Is it arguable to imagine the above beeing implemented by dispatching to

&infix:{'='}:(Item of Undef is constant, ::T.does(none(Undef) & Item)
              --> ::T is constant)?

The Item of Undef is the return type of my and the is constant in the
return type prevents subsequent handling as lhs by standard targets of
&infix:{'='} or &infix:{':='} dispatches? Other mutator dispatches
like rw ref taking are excluded as well. To me it is a natural extension
of the concept of "interesting values of undef".

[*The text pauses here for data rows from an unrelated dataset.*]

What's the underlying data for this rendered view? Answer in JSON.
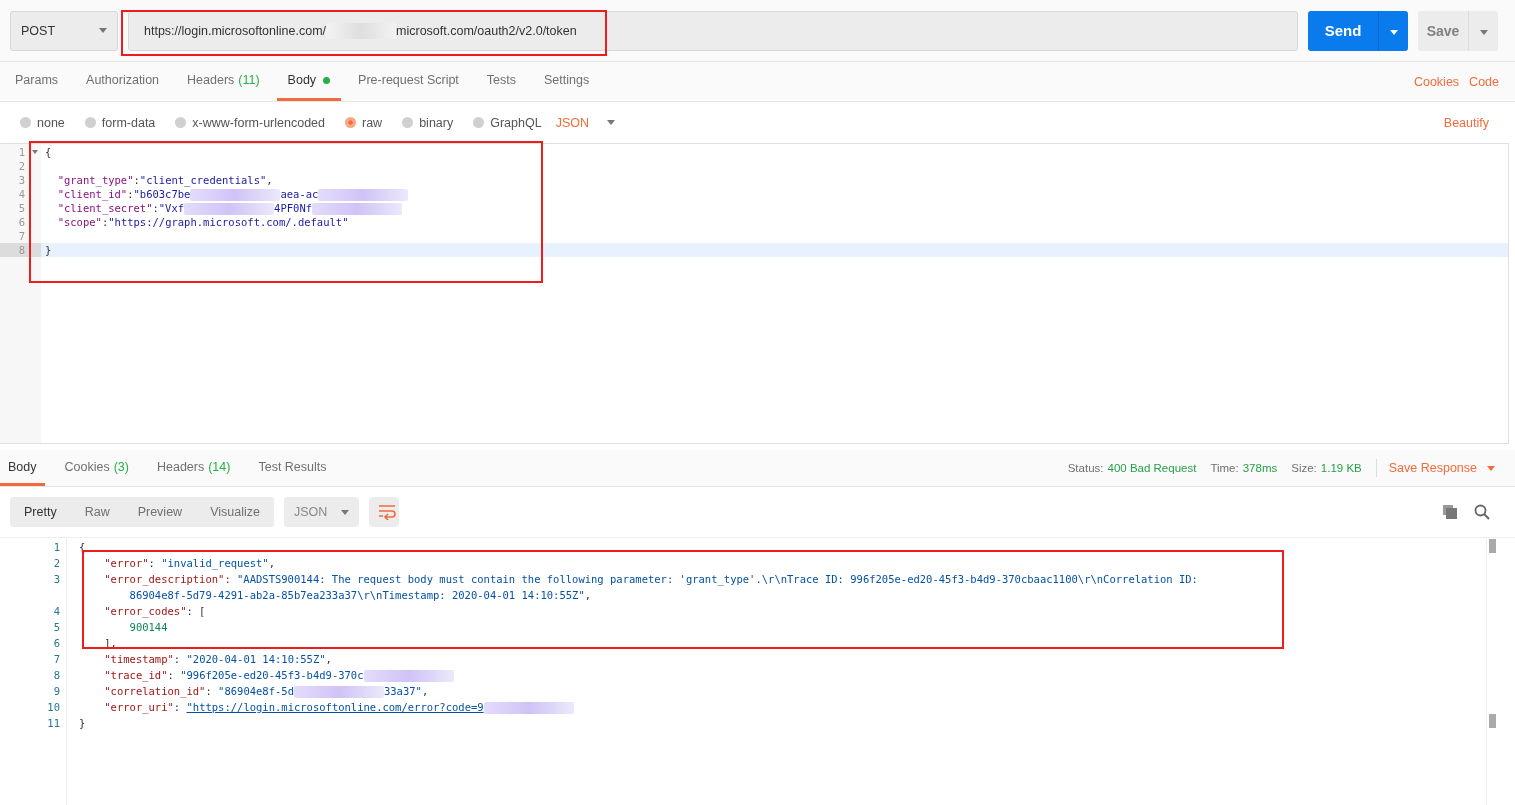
{
  "request": {
    "method": "POST",
    "url": {
      "parts": [
        {
          "kind": "text",
          "text": "https://login.microsoftonline.com/"
        },
        {
          "kind": "redacted"
        },
        {
          "kind": "text",
          "text": "microsoft.com/oauth2/v2.0/token"
        }
      ]
    },
    "send": "Send",
    "save": "Save"
  },
  "request_tabs": [
    {
      "label": "Params",
      "selected": false
    },
    {
      "label": "Authorization",
      "selected": false
    },
    {
      "label": "Headers",
      "count": "(11)",
      "selected": false
    },
    {
      "label": "Body",
      "dot": true,
      "selected": true
    },
    {
      "label": "Pre-request Script",
      "selected": false
    },
    {
      "label": "Tests",
      "selected": false
    },
    {
      "label": "Settings",
      "selected": false
    }
  ],
  "request_links": [
    "Cookies",
    "Code"
  ],
  "body_types": [
    {
      "label": "none",
      "selected": false
    },
    {
      "label": "form-data",
      "selected": false
    },
    {
      "label": "x-www-form-urlencoded",
      "selected": false
    },
    {
      "label": "raw",
      "selected": true
    },
    {
      "label": "binary",
      "selected": false
    },
    {
      "label": "GraphQL",
      "selected": false
    }
  ],
  "format": "JSON",
  "beautify": "Beautify",
  "request_body": [
    {
      "number": "1",
      "fold": true,
      "active": false,
      "rows": [
        [
          {
            "kind": "punct",
            "text": "{"
          }
        ]
      ]
    },
    {
      "number": "2",
      "fold": false,
      "active": false,
      "rows": [
        []
      ]
    },
    {
      "number": "3",
      "fold": false,
      "active": false,
      "rows": [
        [
          {
            "kind": "key",
            "text": "  \"grant_type\""
          },
          {
            "kind": "punct",
            "text": ":"
          },
          {
            "kind": "string",
            "text": "\"client_credentials\""
          },
          {
            "kind": "punct",
            "text": ","
          }
        ]
      ]
    },
    {
      "number": "4",
      "fold": false,
      "active": false,
      "rows": [
        [
          {
            "kind": "key",
            "text": "  \"client_id\""
          },
          {
            "kind": "punct",
            "text": ":"
          },
          {
            "kind": "string",
            "text": "\"b603c7be"
          },
          {
            "kind": "redacted"
          },
          {
            "kind": "string",
            "text": "aea-ac"
          },
          {
            "kind": "redacted"
          }
        ]
      ]
    },
    {
      "number": "5",
      "fold": false,
      "active": false,
      "rows": [
        [
          {
            "kind": "key",
            "text": "  \"client_secret\""
          },
          {
            "kind": "punct",
            "text": ":"
          },
          {
            "kind": "string",
            "text": "\"Vxf"
          },
          {
            "kind": "redacted"
          },
          {
            "kind": "string",
            "text": "4PF0Nf"
          },
          {
            "kind": "redacted"
          }
        ]
      ]
    },
    {
      "number": "6",
      "fold": false,
      "active": false,
      "rows": [
        [
          {
            "kind": "key",
            "text": "  \"scope\""
          },
          {
            "kind": "punct",
            "text": ":"
          },
          {
            "kind": "string",
            "text": "\"https://graph.microsoft.com/.default\""
          }
        ]
      ]
    },
    {
      "number": "7",
      "fold": false,
      "active": false,
      "rows": [
        []
      ]
    },
    {
      "number": "8",
      "fold": false,
      "active": true,
      "rows": [
        [
          {
            "kind": "punct",
            "text": "}"
          }
        ]
      ]
    }
  ],
  "response_tabs": [
    {
      "label": "Body",
      "selected": true
    },
    {
      "label": "Cookies",
      "count": "(3)",
      "selected": false
    },
    {
      "label": "Headers",
      "count": "(14)",
      "selected": false
    },
    {
      "label": "Test Results",
      "selected": false
    }
  ],
  "response_meta": [
    {
      "label": "Status:",
      "value": "400 Bad Request"
    },
    {
      "label": "Time:",
      "value": "378ms"
    },
    {
      "label": "Size:",
      "value": "1.19 KB"
    }
  ],
  "save_response": "Save Response",
  "view_modes": [
    {
      "label": "Pretty",
      "selected": true
    },
    {
      "label": "Raw",
      "selected": false
    },
    {
      "label": "Preview",
      "selected": false
    },
    {
      "label": "Visualize",
      "selected": false
    }
  ],
  "response_format": "JSON",
  "response_body": [
    {
      "number": "1",
      "rows": [
        [
          {
            "kind": "punct",
            "text": "{"
          }
        ]
      ]
    },
    {
      "number": "2",
      "rows": [
        [
          {
            "kind": "key",
            "text": "    \"error\""
          },
          {
            "kind": "punct",
            "text": ": "
          },
          {
            "kind": "string",
            "text": "\"invalid_request\""
          },
          {
            "kind": "punct",
            "text": ","
          }
        ]
      ]
    },
    {
      "number": "3",
      "rows": [
        [
          {
            "kind": "key",
            "text": "    \"error_description\": "
          },
          {
            "kind": "string",
            "text": "\"AADSTS900144: The request body must contain the following parameter: 'grant_type'.\\r\\nTrace ID: 996f205e-ed20-45f3-b4d9-370cbaac1100\\r\\nCorrelation ID:"
          }
        ],
        [
          {
            "kind": "string",
            "text": "        86904e8f-5d79-4291-ab2a-85b7ea233a37\\r\\nTimestamp: 2020-04-01 14:10:55Z\""
          },
          {
            "kind": "punct",
            "text": ","
          }
        ]
      ]
    },
    {
      "number": "4",
      "rows": [
        [
          {
            "kind": "key",
            "text": "    \"error_codes\""
          },
          {
            "kind": "punct",
            "text": ": ["
          }
        ]
      ]
    },
    {
      "number": "5",
      "rows": [
        [
          {
            "kind": "number",
            "text": "        900144"
          }
        ]
      ]
    },
    {
      "number": "6",
      "rows": [
        [
          {
            "kind": "punct",
            "text": "    ],"
          }
        ]
      ]
    },
    {
      "number": "7",
      "rows": [
        [
          {
            "kind": "key",
            "text": "    \"timestamp\""
          },
          {
            "kind": "punct",
            "text": ": "
          },
          {
            "kind": "string",
            "text": "\"2020-04-01 14:10:55Z\""
          },
          {
            "kind": "punct",
            "text": ","
          }
        ]
      ]
    },
    {
      "number": "8",
      "rows": [
        [
          {
            "kind": "key",
            "text": "    \"trace_id\""
          },
          {
            "kind": "punct",
            "text": ": "
          },
          {
            "kind": "string",
            "text": "\"996f205e-ed20-45f3-b4d9-370c"
          },
          {
            "kind": "redacted"
          }
        ]
      ]
    },
    {
      "number": "9",
      "rows": [
        [
          {
            "kind": "key",
            "text": "    \"correlation_id\""
          },
          {
            "kind": "punct",
            "text": ": "
          },
          {
            "kind": "string",
            "text": "\"86904e8f-5d"
          },
          {
            "kind": "redacted"
          },
          {
            "kind": "string",
            "text": "33a37\""
          },
          {
            "kind": "punct",
            "text": ","
          }
        ]
      ]
    },
    {
      "number": "10",
      "rows": [
        [
          {
            "kind": "key",
            "text": "    \"error_uri\""
          },
          {
            "kind": "punct",
            "text": ": "
          },
          {
            "kind": "link",
            "text": "\"https://login.microsoftonline.com/error?code=9"
          },
          {
            "kind": "redacted"
          }
        ]
      ]
    },
    {
      "number": "11",
      "rows": [
        [
          {
            "kind": "punct",
            "text": "}"
          }
        ]
      ]
    }
  ]
}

Constant value rapers/enchanters can of course still write non-standard
targets and I don't know how prospective victims/receivers can prevent
that fate/bliss. The German expression for what I mean here is
'Vergewohlwurstelung' which is a comprehension of
Vergewaltigung - rape, abuse
Wohltat - beneficence
wursteln - mess with the guts
Anyone know an english equivalent? I guess the concept is widespread
in the Perl community.


: If not a special form, should this work? : : my $pi is constant;
:     $pi = 3;

That could be made to work by defining constant to mean you can assign
to it if it's undefined.  But then it gets a little harder to reason
about it if $pi can later become undefined.  I suppose we could
disallow undefine($pi) though.

Yep.


: If yes, should this pass compilation?
: : my $pi is constant;
:     $pi = 3 if (0|1).pick;
:     $pi = 4;

If it's a special form, it's a different special form from the assignment
case, and would have to revert to the allow-if-undefined semantics, which
is probably a halting problem for the compiler, and so would have to
defer to runtime to determine legality.  But maybe that's a feature.

I dought that it's a halting problem. The (0|1).pick is just typed as
any(true,false) and as such renders the type of $pi after the respective
line as Int|Undef or Int^Undef which are both not applicable to

&infix:{'='}:(Item of Undef is constant, ::T.does(none(Undef) & Item)
              --> ::T is constant)

This leads to $pi = 4 to fail at compile time if the set of possible
targets is closed at that time and contains no non-standard target.
Otherwise this check has to be defered to runtime.


I'm not sure what that view does to formal parameters though.  Does it
mean that this is legal:

    sub foo($a, ?$b) {
        $b //= 2;
    }
    foo(1);

even though $b is not marked "rw" but is implicitly "constant"?

Hmm, isn't the rw marking important to what happens to the callers
value that is bound to the formal parameters? Only an explicit
is constant trait constrains the inside on where the parameter can
be dispatched to.


But maybe this would be illegal:

    sub foo($a, ?$b = 42) {
        $b //= 2;       # compile-time error
    }
    foo(1);

on the theory that the = of the default construct is the same special
case as the = in

    my $b is constant = 42;

Only that ?$b is not marked is constant? Strange that is.
--
$TSa.greeting := "HaloO"; # mind the echo!